As ameaças sauditas de vender seu petróleo com desconto e de elevar a produção levaram a cotação do barril de petróleo Brent, referência do mercado internacional, a cair para até US$ 31,02. O West Texas Intermediate (WTI), referencial do mercado dos Estados Unidos, caiu para US$ 27,71 por barril. 

Por que o maior exportador do mundo decidiu agir de forma tão agressiva agora que a demanda está cambaleante em razão do coronavírus? E o que isso significa para a indústria petrolífera com um todo? 

Por que a Arábia Saudita iniciou uma guerra de preços? 

A Arábia Saudita queria levar a Organização dos Países Exportadores de Petróleo (Opep) e a Rússia a realizar cortes adicionais na produção de petróleo para dar sustentação aos preços diante da epidemia de coronavírus, que vem desestabilizando a atividade econômica mundial. Quando a Rússia se recusou a seguir plano, a Arábia Saudita voltou-se contra o aliado com o qual vinha trabalhando desde 2016 para impulsionar o mercado de petróleo. 

A reação de Riad foi elevar a produção e oferecer seu petróleo com fortes descontos. Analistas dizem que se trata de uma decisão tomada para punir os russos por terem abandonado a chamada aliança Opep+. 

Outra possível intenção da Arábia Saudita pode ter sido cimentar sua posição como maior exportador do mundo, segundo analistas. As medidas mostram que Riad está disposta a enfrentar abertamente a Rússia e outros países exportadores que têm custos de produção relativamente altos. 

“Havia um consenso na Opep [para reduzir a produção]. A Rússia se opôs e manifestou que a partir de 1o de abril todos poderiam produzir o quanto quisessem. O reino [saudita], então, também está exercendo seu direito”, disse uma fonte a par da política petrolífera saudita. 

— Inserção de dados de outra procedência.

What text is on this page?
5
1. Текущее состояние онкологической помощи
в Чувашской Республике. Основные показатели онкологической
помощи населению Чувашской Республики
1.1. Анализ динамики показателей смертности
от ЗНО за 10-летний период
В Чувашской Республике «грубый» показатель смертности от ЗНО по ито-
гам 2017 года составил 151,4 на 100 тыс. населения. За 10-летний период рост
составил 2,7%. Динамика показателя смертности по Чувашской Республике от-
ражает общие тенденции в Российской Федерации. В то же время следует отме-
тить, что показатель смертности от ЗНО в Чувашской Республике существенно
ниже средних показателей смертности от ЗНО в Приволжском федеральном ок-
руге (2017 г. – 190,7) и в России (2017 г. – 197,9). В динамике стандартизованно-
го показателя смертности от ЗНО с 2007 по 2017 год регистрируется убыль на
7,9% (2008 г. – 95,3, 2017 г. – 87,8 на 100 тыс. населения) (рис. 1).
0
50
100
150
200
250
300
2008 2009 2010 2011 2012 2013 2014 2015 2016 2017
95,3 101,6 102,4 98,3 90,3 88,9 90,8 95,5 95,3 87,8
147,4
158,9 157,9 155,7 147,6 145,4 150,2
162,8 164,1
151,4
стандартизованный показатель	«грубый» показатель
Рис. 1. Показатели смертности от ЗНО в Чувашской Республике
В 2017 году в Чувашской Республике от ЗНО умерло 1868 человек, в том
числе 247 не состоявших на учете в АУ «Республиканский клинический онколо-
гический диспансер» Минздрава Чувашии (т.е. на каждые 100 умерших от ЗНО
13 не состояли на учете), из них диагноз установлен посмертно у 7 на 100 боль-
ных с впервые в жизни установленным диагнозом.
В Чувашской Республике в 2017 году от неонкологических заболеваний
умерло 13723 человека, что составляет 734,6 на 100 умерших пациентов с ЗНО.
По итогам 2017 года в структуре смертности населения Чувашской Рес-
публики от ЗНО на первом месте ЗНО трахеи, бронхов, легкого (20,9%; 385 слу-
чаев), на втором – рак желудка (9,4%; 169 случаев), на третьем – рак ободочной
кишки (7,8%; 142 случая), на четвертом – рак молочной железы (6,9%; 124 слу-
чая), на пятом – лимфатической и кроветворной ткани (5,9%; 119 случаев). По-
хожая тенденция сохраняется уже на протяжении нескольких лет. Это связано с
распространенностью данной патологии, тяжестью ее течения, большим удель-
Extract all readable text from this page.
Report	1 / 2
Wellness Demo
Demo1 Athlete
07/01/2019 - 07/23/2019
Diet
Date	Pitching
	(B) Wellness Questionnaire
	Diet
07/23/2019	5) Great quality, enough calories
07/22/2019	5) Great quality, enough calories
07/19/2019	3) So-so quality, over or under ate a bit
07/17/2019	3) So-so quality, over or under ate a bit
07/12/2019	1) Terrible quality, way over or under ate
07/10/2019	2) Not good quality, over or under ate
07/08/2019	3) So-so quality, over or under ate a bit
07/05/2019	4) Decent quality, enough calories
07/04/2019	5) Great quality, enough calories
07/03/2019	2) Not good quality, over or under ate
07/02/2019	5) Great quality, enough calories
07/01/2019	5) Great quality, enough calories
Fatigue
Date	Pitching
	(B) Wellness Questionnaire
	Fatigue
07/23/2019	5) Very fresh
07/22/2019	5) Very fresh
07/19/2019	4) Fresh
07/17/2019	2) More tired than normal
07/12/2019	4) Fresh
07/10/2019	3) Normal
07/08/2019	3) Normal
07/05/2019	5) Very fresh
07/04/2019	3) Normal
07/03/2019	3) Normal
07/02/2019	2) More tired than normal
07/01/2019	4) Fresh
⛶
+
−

Analistas questionam a sensatez da abordagem saudita. Sua economia não é imune a fortes quedas nos preços do barril, mesmo que o país aposte na capacidade de ganhar participação de mercado dos rivais. 

Mas, sob o comando do príncipe-herdeiro Mohammed bin Salman, o reino ganhou a reputação de atitudes arriscadas e imprevisíveis em momentos nos quais sentiu a necessidade de afirmar-se. 

Por que a Rússia não concordou em reduzir a produção? 

A Rússia ressaltou que queria ver o impacto total do coronavírus na demanda petrolífera antes de tomar alguma ação. 

Mas Moscou também tinha interesse em testar a indústria de petróleo de xisto nos EUA. O país acredita que cortes na produção apenas serviriam para ajudar empresas que ajudaram a tornar os EUA o maior produtor mundial de petróleo e que ganharam clientes à custa da Rússia. 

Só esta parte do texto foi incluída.